Instead, I had read that Scuds (Gammarus) like to eat hair algae, I had some at home so I optimistically threw some in before researching further (usually not so impulsive) Then upon further reading I found probably 4-5 out of 6 say scuds will destroy the tank and 1-2 out of 6 saying that they are good.

Seeing as I just added them (I don’t think any where berried) what is the best solution to rid myself of them? Should I tear everything apart or is it not that serious? I believe I added roughly 10-12.

Any Advice would be wonderful, Thanks!

P.S. Maybe it was my imagination but it looked like there was quite a bit less hair algae this morning.


----------



## Newman (Jul 3, 2010)

if you have BBA you NEED to kill it first before any herbivores will take care of it. kill it by spot treating it with excel or peroxide (use 1mL per 10 gals of water to be safe). turn off your pumps while doing so for 15-20 mins.
after its dead it will turn reddish and the next night its usually all eaten by fish or inverts.

scuds are ok. if you have fish, they will over time eat them. especially if you have predators like apistos, rams, etc. i think catfish can eat them at night too. they are decent sources of live food for fish.


----------



## Miasmictruth (Jan 31, 2012)

I heard of (spot) treating but what do you mean exactly, Like take a turkey baster and squirt it at the algae? I have Excel and I have been putting in about .6ml every 2 days.

The idea I had for the tank was. Plants Celestial Pearl Danios and couple species of Dwarf Shrimp. I also have a couple ottos and Mini moth cat fish (took out the flag fish) So I would like to avoid predators that would go after shimplets :/

The scuds were for feeding a 75 gallon tank I have.


----------



## Newman (Jul 3, 2010)

you need to use a syringe. if you already have shrimp in here than you'll have to live with the scuds.


----------



## Miasmictruth (Jan 31, 2012)

How much do you use on each spot when spot treating? Do you usualy dilute it, like a 1/10 ratio or 100% on the area you want to kill?
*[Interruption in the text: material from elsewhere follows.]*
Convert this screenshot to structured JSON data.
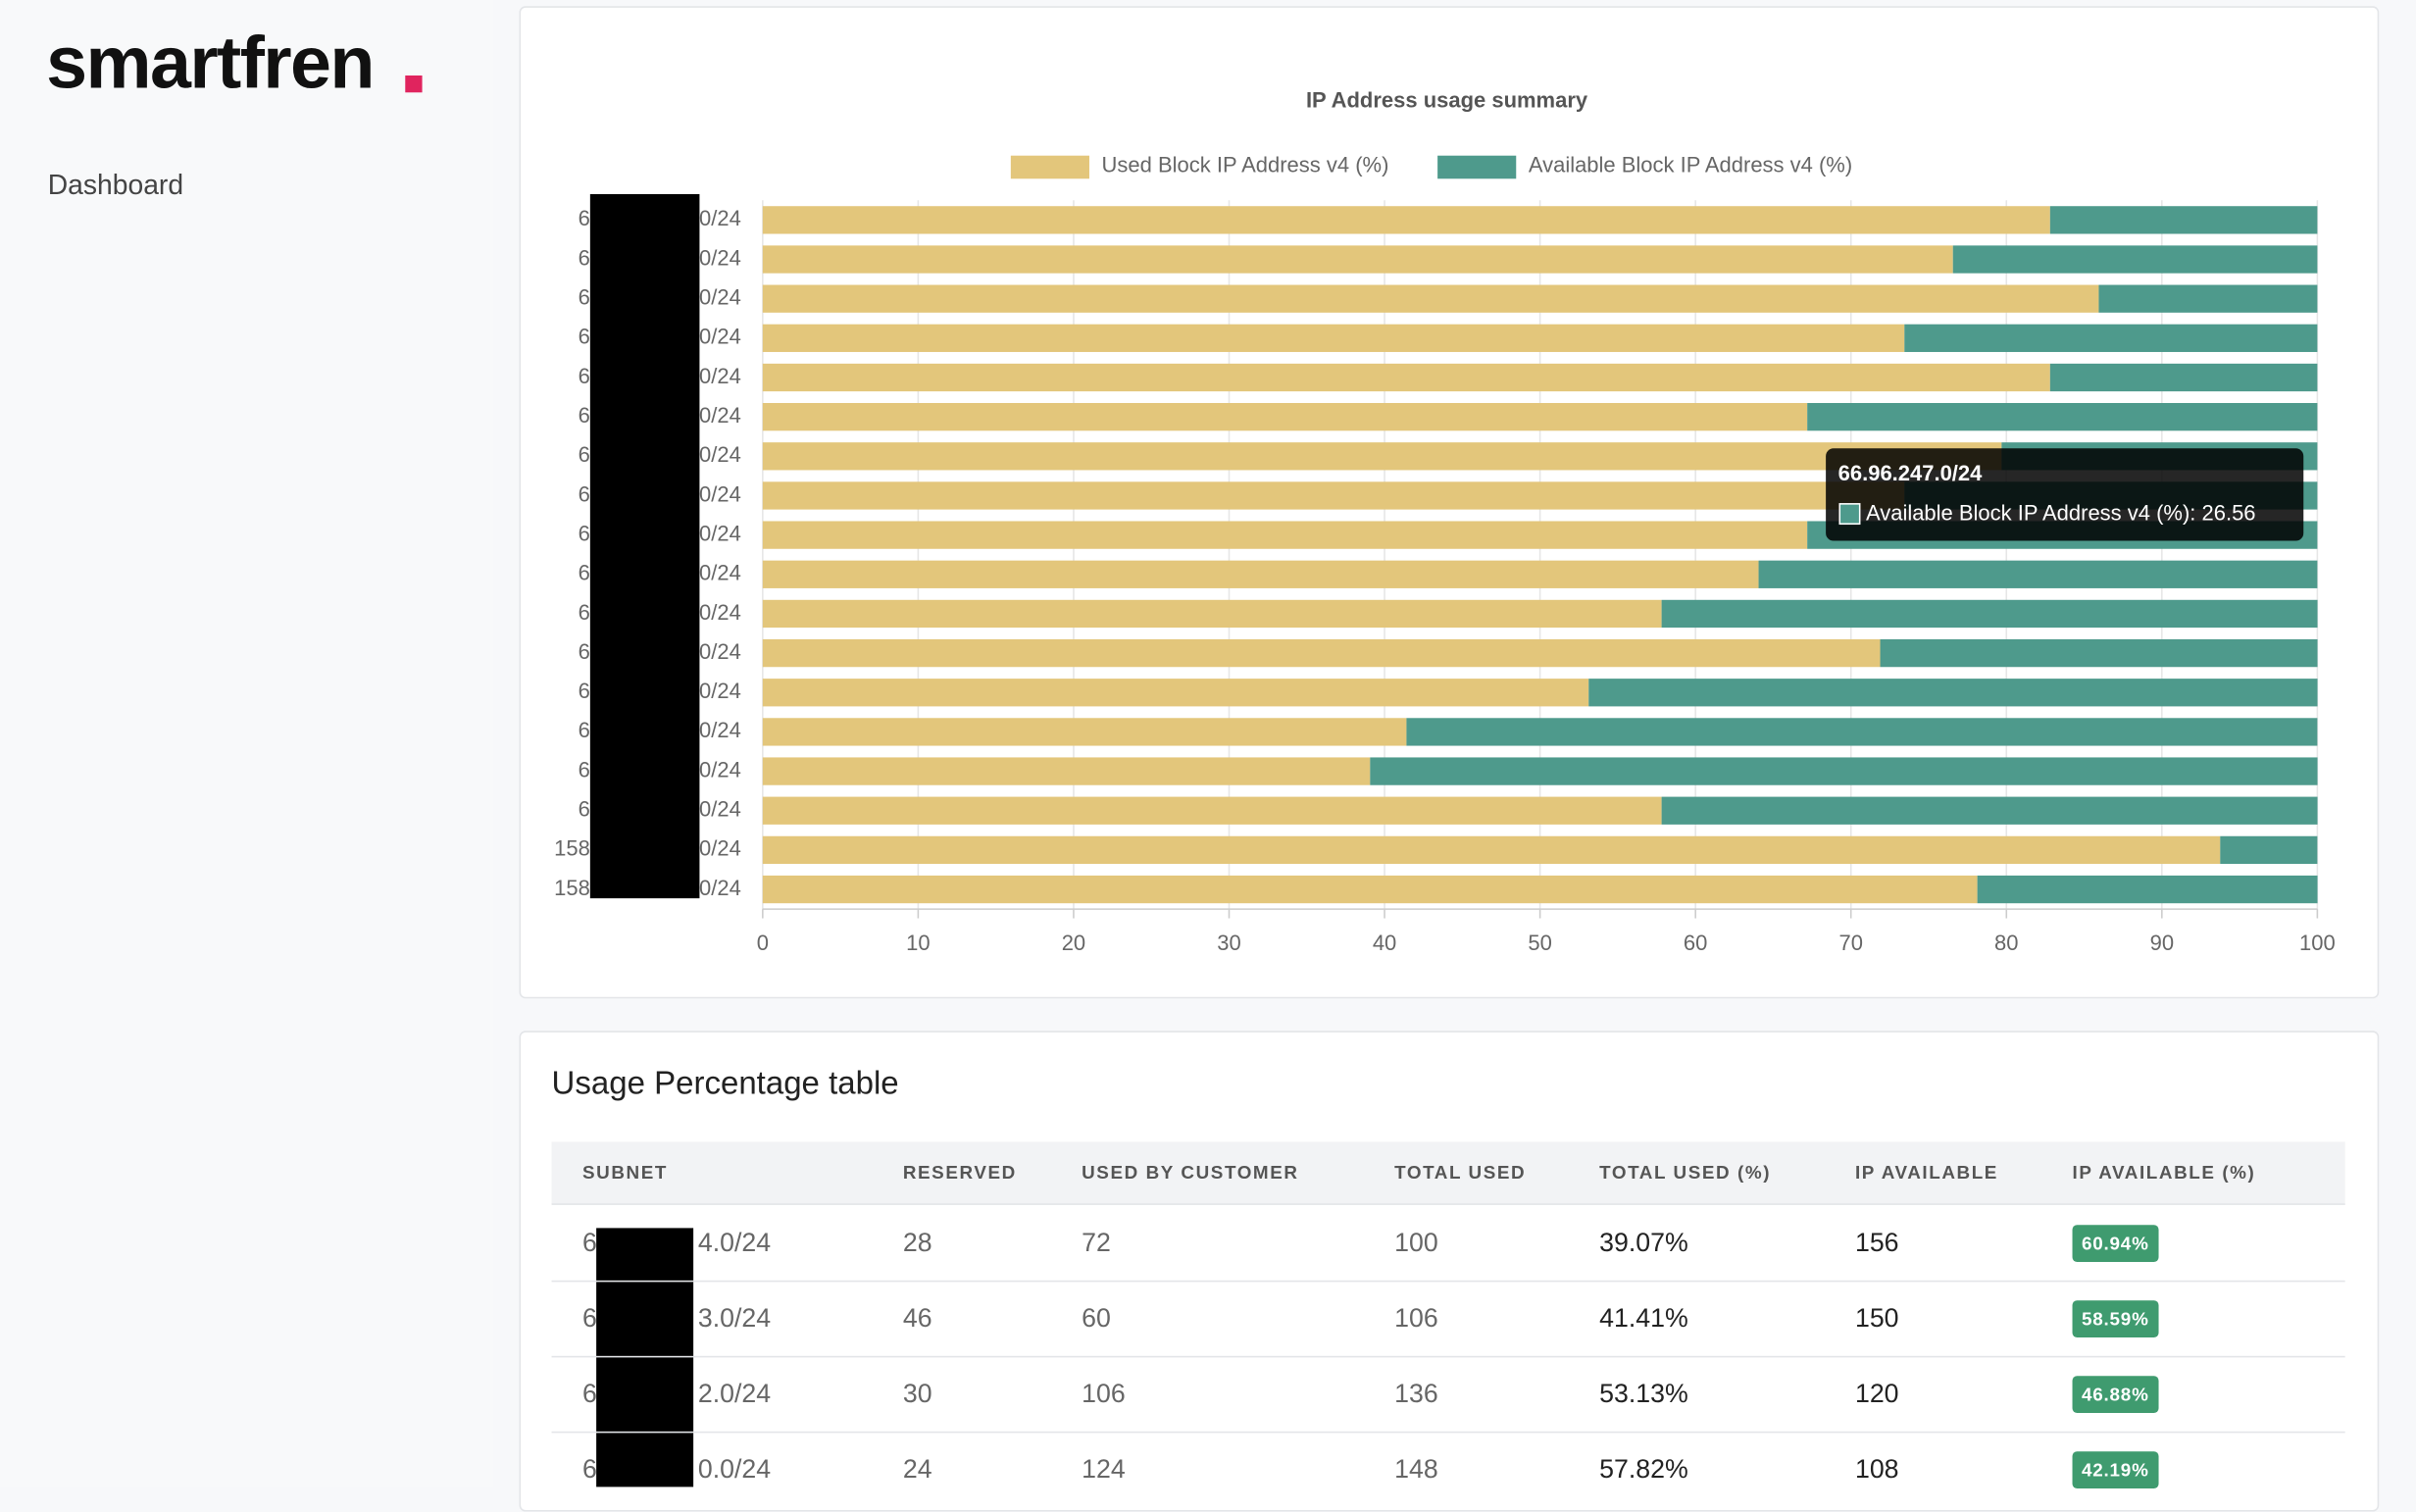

There is a lot of area to try to cover with only 1ml to work with.


----------



## auban (Jun 23, 2012)

spot treating involves turning off all sources of circulation and slowly squirting the excel onto the algae you want to kill. let it sit there for about about ten to twenty minutes and then turn your filter/pumps back on. there arent too many fish that will eat bba. flag fish will eat it live, but only if they have absolutely nothing else. i have never found hair algae in the stomaches of wild caught flagfish, so i dont believe it is a natural part of their diet. i have never even seen BBA in the wild where they live... only long stringy types of algae. in a tank i have seen them eat BBA. the evidence is tufts of algae floating around that look red, just as they would if you killed it with excel. they didnt eat much of it though.

the only animal i know of that will usually eat BBA is the siamese algae eater. they arent that great at eating hair algae, but they love to graze on BBA. for hair algae... you just have to nuke it. even drying it out doesnt really work, since it reduces to spores and will come right back after you wet it again. same for BBA. 
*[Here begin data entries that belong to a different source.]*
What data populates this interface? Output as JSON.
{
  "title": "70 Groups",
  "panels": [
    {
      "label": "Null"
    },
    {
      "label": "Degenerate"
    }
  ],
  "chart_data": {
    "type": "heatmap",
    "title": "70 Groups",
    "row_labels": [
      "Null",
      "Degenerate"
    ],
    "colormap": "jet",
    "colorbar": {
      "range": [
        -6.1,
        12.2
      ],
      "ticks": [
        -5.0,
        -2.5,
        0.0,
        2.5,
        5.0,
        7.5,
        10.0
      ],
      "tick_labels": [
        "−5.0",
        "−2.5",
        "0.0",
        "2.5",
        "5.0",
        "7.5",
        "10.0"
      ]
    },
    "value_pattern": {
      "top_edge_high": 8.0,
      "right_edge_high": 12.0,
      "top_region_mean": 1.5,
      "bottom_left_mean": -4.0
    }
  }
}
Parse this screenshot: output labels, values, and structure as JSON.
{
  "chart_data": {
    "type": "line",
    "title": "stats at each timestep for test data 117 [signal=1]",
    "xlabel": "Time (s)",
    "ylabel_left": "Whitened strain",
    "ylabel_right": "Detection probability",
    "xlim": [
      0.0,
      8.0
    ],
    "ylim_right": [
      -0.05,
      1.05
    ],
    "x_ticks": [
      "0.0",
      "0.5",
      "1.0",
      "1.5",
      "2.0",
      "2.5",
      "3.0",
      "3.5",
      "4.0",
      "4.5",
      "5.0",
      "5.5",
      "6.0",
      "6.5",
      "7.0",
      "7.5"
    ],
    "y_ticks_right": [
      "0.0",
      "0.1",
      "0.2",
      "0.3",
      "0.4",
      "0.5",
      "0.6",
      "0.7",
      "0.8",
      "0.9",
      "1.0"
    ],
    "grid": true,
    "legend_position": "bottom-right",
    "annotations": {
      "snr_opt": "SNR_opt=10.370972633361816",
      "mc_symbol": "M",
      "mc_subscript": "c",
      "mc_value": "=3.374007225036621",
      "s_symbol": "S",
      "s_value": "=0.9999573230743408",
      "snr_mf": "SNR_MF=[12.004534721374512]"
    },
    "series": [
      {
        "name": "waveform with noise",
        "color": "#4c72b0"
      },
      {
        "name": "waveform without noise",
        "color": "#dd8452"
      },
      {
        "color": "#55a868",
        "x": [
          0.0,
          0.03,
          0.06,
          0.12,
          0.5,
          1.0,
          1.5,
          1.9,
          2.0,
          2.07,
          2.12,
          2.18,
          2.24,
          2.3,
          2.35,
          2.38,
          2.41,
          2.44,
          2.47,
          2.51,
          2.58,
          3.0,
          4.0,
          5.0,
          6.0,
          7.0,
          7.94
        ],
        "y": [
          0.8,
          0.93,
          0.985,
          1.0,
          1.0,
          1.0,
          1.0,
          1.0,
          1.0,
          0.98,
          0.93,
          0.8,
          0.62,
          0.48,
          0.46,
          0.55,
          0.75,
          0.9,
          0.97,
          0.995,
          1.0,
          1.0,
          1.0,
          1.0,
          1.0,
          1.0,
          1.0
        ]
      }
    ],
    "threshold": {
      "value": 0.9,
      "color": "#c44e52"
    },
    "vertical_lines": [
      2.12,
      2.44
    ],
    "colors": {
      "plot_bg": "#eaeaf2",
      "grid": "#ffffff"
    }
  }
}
as for the scuds, i cant think of anything you can do to get rid of them that wont kill the shrimp. if you get absolutely disgusted with them, you can pull the shrimp and dry the tank. all your plants would need to go into a plastic bag and get a CO2 treatment, where you pump CO2 into the bag with them, seal it without water, and let it sit for a couple hours. some of it may melt, but you will kill anything crawling on them.
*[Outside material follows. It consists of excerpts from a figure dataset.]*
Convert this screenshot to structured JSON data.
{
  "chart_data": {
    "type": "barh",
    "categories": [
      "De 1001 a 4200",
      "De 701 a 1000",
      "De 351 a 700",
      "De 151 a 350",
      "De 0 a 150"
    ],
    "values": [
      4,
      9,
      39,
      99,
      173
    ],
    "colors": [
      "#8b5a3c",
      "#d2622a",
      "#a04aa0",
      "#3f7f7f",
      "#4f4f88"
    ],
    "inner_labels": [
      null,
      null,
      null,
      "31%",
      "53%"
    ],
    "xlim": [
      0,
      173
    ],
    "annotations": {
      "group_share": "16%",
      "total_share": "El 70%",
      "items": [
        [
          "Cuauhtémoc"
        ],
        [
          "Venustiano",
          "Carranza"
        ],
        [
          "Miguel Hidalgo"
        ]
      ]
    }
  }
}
if you choose to try the tank at any point, be sure to dry the substrate completely. i have collected several strains of scuds from dirt that was moist, but never from dirt that was completely dry.


----------



## auban (Jun 23, 2012)

almost forgot, the excel is used at full strength. if you want to prepare a dip, you can set up a bowl with 1 part excel and 5 parts water. a two minute dip should be enough to kill the algae on the plant without damaging the plant too much. you have to pull the plant out of the tank for that.

i added scuds to my planted tank. i also added copepods, ostracods, dero worms, snails, blackworms, fairy shrimp, daphnia, moina, and hair algae... all of which i collected and cultured(except the fairy shrimp).
i set up a "special" tank.


----------



## Miasmictruth (Jan 31, 2012)

Thanks! The spot treating is working great. I mix about it about 50/50 with water so I can spread the excel out to more spots and that seems to be working well so far. 

Auban:

"i added scuds to my planted tank. i also added copepods, ostracods, dero worms, snails, blackworms, fairy shrimp, daphnia, moina, and hair algae... all of which i collected and cultured(except the fairy shrimp).
i set up a "special" tank."

Do you have a journal about this tank, I was thinking it would be nice to add more micro fauna to the tank to help the ecosystem, I do have some CPD's in the tank. Do you have any predators or just whats listed. How do they effect the plants?


----------



## gerdescm (Jun 29, 2018)

Question: Excel can kill shrimp. Did you have any issues with your shrimp and using liquid CO2?

I'm facing the same issue and wanted to see if your shrimp were safe with it before I tried this approach.


----------